Her experience in jail would have been awful even if she’d been a convicted criminal. But she wasn’t—she was a rape victim who had been incarcerated by a prosecutor worried about the possibility of her not showing up to testify at trial against her attacker. Thanks to a little-known legal instrument known as an “attachment order,” the district attorney in Harris County, Texas, forced the woman to spend an entire month in a notoriously hellish jail despite not even being accused of a crime—all because he feared that she would fail to appear at a court date during which she was supposed to provide testimony against a now-convicted rapist. During her time in the jail, according to a lawsuit filed earlier this month, she was beaten by a fellow inmate, treated like a sex offender by medical staff, and punched in the face by a guard.
The woman, who has been identified in a recent investigation by news station KPRC as “Jenny,” was originally supposed to testify in the rape case against Keith Hendricks on Dec. 8, 2015. But her testimony was interrupted when, according to her lawsuit, she had a “mental breakdown” on the stand. The judge in the case ordered a monthlong recess on account of the approaching holidays, and Jenny was taken to a hospital for evaluation and treatment.
As detailed in the KPRC investigation, it was during Jenny’s stay at St. Joseph Medical Center that prosecutors received clearance from a judge to detain her after her discharge. When Jenny checked out of the hospital on Dec. 18, an armed investigator with the Harris County DA’s office showed up and arrested her, placing her in handcuffs and transporting her to the Harris County Jail.
According to Jenny’s lawsuit—which names the assistant DA who secured her detention as a defendant, along with the county sheriff and the county itself—the court order that resulted in her incarceration was “unauthorized” because she had not been subpoenaed and lived outside the jurisdiction of Harris County.
While attachment orders, or “witness bonds” as they are also known, are sometimes used around the country for legitimate purposes, they are supposed to be invoked when a material witness under subpoena is considered a flight risk: According to Jenny’s lawyer, Sean Buckley, they are usually reserved for cases involving illegal immigrants who might be scared to testify out of a fear of deportation, people who are considered co-conspirators of the defendant, and suspected gang members.
The woman in this case, to reiterate, was a rape victim with a mental illness. According to the suit, however, that did not stop jail staff from classifying her in their computer system as a defendant in a sexual assault case—an oversight that later led medical staff to question her “orientation” to reality and to note her “confused” belief that she was a victim rather than a perpetrator. To make matters even worse, Jenny was placed in general population rather than in the jail mental health ward—a “deafening environment swarming with hostile, predatory, and violent inmates and convicts, and overseen by callous, understaffed, and impatient jail guards,” according to the suit.
The suit details two physical assaults the woman endured while locked up at the jail: The first allegedly came at the hands of an inmate who slammed her head against the floor, and the second was the result of an altercation with a jail guard who punched her with a closed fist while she was having an “acute psychiatric episode.” That guard, who is named as a defendant in the suit, later asked the district attorney’s office to press felony assault charges against Jenny—a request that was, shockingly, granted. Though the charges were eventually dropped, it was not until about a week later, meaning that Jenny had to spend an extended period of time living in fear of a possible 10-year prison sentence.
It was not until Jan. 11, about three weeks after her incarceration, that Jenny was brought to court to testify in the rape case. According to her lawyer, she had to appear wearing clothing lent to her by prosecutors—a “humiliating” ensemble that included a pair of jail-issued rubber orange shoes. Three days after she appeared on the stand, she was finally released from jail. Her rapist, meanwhile, was convicted and given two life sentences.
The Harris County prosecutor’s office did not respond to a request for comment.
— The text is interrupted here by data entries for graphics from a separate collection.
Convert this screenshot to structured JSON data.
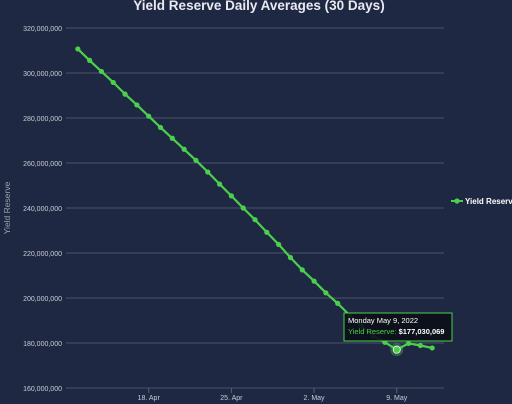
{
  "chart_data": {
    "type": "line",
    "title": "Yield Reserve Daily Averages (30 Days)",
    "ylabel": "Yield Reserve",
    "xlabel": "",
    "ylim": [
      160000000,
      320000000
    ],
    "yticks": [
      160000000,
      180000000,
      200000000,
      220000000,
      240000000,
      260000000,
      280000000,
      300000000,
      320000000
    ],
    "ytick_labels": [
      "160,000,000",
      "180,000,000",
      "200,000,000",
      "220,000,000",
      "240,000,000",
      "260,000,000",
      "280,000,000",
      "300,000,000",
      "320,000,000"
    ],
    "xticks": [
      {
        "date": "2022-04-18",
        "label": "18. Apr"
      },
      {
        "date": "2022-04-25",
        "label": "25. Apr"
      },
      {
        "date": "2022-05-02",
        "label": "2. May"
      },
      {
        "date": "2022-05-09",
        "label": "9. May"
      }
    ],
    "xlim": [
      "2022-04-11",
      "2022-05-13"
    ],
    "grid": true,
    "legend_position": "right",
    "series": [
      {
        "name": "Yield Reserve",
        "color": "#4cd04c",
        "x": [
          "2022-04-12",
          "2022-04-13",
          "2022-04-14",
          "2022-04-15",
          "2022-04-16",
          "2022-04-17",
          "2022-04-18",
          "2022-04-19",
          "2022-04-20",
          "2022-04-21",
          "2022-04-22",
          "2022-04-23",
          "2022-04-24",
          "2022-04-25",
          "2022-04-26",
          "2022-04-27",
          "2022-04-28",
          "2022-04-29",
          "2022-04-30",
          "2022-05-01",
          "2022-05-02",
          "2022-05-03",
          "2022-05-04",
          "2022-05-05",
          "2022-05-06",
          "2022-05-07",
          "2022-05-08",
          "2022-05-09",
          "2022-05-10",
          "2022-05-11",
          "2022-05-12"
        ],
        "values": [
          310700000,
          305600000,
          300700000,
          295800000,
          290600000,
          285800000,
          280800000,
          275800000,
          271000000,
          266100000,
          261200000,
          256000000,
          250600000,
          245400000,
          240000000,
          234800000,
          229200000,
          223800000,
          218000000,
          212500000,
          207500000,
          202300000,
          197600000,
          192400000,
          187600000,
          183200000,
          180300000,
          177030069,
          179800000,
          178900000,
          177800000
        ]
      }
    ],
    "tooltip": {
      "date_label": "Monday May 9, 2022",
      "series_label": "Yield Reserve",
      "value_label": "$177,030,069",
      "highlight_date": "2022-05-09",
      "highlight_value": 177030069
    },
    "colors": {
      "background": "#1f2842",
      "grid": "#5a6178",
      "text": "#c8ccd6",
      "line": "#4cd04c",
      "tooltip_bg": "#0c0f18"
    }
  }
}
However, district attorney Devon Anderson earlier issued a video statement on Facebook in response to the KPRC investigation, in which she stated there were “no apparent alternatives” that would have guaranteed “the woman’s safety and her appearance at trial.”
Anderson said her office was compelled to use an attachment order in this case because the woman called to testify was homeless and mentally ill. “If nothing was done to prevent the victim from leaving Harris County in the middle of trial,” she said, “a serial rapist would have gone free.” Anderson also stated that Jenny had indicated she was unwilling to testify again.
Buckley, the woman’s lawyer, told KPRC that Jenny was not in fact homeless and that Anderson should have known that because “her investigators were the ones who went there to pick Jenny up at her apartment and bring her to Houston to testify.” He told the New York Times that while it was true his client had indicated she might not testify a second time, she did so “while she was having a mental breakdown.”
Jenny’s living arrangements don’t matter. Someone who hasn’t been accused, let alone convicted, of a crime should not have to spend time in jail—especially if they are known to have a mental illness. If it’s true that the prosecutor’s office has no alternative, as Anderson suggested in her video statement, that’s a problem. Incarcerating an innocent should not even be an option.